The ETF industry has been under fire all summer and the battle is being waged on multiple fronts by multiple regulatory groups. DXO, unfortunately, was caught in dual crossfire: It is a futures-based commodity fund and it is leveraged.

Futures-based commodity funds like DXO and U.S. Natural Gas ( UNG) have been under fire this summer as the Commodities Futures Trading Commission holds hearings. It is expected that upcoming regulation will limit the number of futures contracts that each fund can own in an effort to cap the effect that any single fund can have on the market.

In an announcement yesterday, Deutsche Bank alerted investors that it would be redeeming the $425 million in outstanding DXO notes.

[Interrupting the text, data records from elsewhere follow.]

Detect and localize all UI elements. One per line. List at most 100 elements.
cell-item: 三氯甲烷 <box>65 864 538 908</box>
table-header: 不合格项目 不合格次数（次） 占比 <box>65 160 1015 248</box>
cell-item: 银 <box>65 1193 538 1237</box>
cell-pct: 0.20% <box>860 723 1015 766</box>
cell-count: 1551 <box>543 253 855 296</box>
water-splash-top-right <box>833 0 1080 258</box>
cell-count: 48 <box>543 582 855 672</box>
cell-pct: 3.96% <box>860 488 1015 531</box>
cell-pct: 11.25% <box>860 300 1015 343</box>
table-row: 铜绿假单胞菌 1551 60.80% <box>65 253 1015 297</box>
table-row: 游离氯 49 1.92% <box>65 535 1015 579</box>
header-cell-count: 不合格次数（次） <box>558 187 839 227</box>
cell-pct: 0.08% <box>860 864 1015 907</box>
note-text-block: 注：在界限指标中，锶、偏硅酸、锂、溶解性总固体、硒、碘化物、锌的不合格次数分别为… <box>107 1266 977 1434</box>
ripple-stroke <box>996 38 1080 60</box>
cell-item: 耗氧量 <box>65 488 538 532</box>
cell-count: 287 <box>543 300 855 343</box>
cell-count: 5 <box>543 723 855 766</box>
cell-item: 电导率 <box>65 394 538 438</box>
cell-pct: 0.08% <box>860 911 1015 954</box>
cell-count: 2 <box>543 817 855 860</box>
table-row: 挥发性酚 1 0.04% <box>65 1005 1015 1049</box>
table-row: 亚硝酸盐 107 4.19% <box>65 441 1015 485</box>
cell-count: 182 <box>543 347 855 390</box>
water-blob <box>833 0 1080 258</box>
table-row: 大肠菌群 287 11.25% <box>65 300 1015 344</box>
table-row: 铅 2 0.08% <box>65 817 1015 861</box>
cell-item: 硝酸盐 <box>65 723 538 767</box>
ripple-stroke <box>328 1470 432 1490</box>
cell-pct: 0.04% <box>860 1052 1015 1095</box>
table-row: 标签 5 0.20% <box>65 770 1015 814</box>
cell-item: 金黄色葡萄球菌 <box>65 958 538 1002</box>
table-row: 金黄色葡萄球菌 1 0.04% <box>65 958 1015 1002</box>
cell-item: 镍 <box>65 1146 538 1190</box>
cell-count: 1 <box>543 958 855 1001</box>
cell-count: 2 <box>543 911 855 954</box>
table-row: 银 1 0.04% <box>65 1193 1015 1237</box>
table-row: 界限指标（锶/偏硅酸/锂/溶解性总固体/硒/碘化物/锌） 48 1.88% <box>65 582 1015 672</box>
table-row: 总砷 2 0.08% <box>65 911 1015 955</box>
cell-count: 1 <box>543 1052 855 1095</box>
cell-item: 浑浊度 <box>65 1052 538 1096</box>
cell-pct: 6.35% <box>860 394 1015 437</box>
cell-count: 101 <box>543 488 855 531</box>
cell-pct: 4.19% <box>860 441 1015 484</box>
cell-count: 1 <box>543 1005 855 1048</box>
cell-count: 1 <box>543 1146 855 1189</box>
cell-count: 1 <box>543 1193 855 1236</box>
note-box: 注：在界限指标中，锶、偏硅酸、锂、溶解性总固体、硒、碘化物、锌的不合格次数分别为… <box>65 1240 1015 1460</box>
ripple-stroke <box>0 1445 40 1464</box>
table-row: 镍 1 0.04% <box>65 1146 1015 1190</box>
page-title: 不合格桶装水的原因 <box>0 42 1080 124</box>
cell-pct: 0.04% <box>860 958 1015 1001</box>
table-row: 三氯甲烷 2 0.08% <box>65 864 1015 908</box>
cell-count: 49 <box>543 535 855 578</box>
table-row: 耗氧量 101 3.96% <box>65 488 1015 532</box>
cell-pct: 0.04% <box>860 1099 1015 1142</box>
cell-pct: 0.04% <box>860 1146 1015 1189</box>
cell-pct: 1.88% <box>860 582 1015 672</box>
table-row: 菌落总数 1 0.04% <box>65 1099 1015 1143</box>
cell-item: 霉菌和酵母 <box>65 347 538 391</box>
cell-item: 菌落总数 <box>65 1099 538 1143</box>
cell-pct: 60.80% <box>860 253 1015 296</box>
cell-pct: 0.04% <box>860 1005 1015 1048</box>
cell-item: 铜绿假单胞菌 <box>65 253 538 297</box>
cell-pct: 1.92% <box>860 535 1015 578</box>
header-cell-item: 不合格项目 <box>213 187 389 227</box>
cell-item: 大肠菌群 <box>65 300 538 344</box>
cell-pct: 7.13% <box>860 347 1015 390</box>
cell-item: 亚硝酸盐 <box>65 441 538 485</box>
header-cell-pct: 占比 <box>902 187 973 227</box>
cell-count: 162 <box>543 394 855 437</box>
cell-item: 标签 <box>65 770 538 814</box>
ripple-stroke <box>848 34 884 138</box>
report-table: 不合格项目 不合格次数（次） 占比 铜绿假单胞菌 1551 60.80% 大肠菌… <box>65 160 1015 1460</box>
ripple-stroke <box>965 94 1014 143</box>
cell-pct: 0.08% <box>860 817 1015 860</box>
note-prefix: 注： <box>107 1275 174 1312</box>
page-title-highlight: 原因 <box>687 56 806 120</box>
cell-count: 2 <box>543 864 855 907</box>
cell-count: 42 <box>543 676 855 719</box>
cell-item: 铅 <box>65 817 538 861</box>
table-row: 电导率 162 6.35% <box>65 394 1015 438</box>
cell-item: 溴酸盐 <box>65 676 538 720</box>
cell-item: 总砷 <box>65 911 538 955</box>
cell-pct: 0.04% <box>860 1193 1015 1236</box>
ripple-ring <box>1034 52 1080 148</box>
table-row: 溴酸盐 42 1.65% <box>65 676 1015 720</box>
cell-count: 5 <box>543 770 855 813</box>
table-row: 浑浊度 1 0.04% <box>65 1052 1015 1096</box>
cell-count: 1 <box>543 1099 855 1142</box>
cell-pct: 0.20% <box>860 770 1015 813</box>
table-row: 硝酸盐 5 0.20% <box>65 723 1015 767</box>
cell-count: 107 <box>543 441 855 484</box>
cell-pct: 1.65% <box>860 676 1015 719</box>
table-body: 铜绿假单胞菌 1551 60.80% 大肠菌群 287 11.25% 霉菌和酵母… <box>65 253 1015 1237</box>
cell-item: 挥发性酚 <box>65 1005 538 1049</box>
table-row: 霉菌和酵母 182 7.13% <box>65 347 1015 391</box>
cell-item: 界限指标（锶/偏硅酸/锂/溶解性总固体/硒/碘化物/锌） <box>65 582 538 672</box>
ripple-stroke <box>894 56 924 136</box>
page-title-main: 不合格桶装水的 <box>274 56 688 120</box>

The press release from Deutsche Bank notes that "limitations imposed by the exchange on which Deutsche Bank manages the exposure of the Notes have resulted in a 'regulatory event' as defined in the terms of the Notes, which has caused Deutsche Bank to redeem the Notes."

According to the Financial Times, the CFTC has denied any action against DXO. This statement seems to be irrelevant, since DXO, along with other futures-based commodity funds, have been backed into a corner.

As financial regulation becomes the new pet cause of politicians in Washington, one of the first targets is "energy speculators" who manipulate the spot prices of popular commodities like gas and oil. About a year after the oil bubble burst and crushed shares of funds like U.S. Oil ( USO), the CFTC is examining the effect that passive indexing instruments like ETFs have on commodities prices.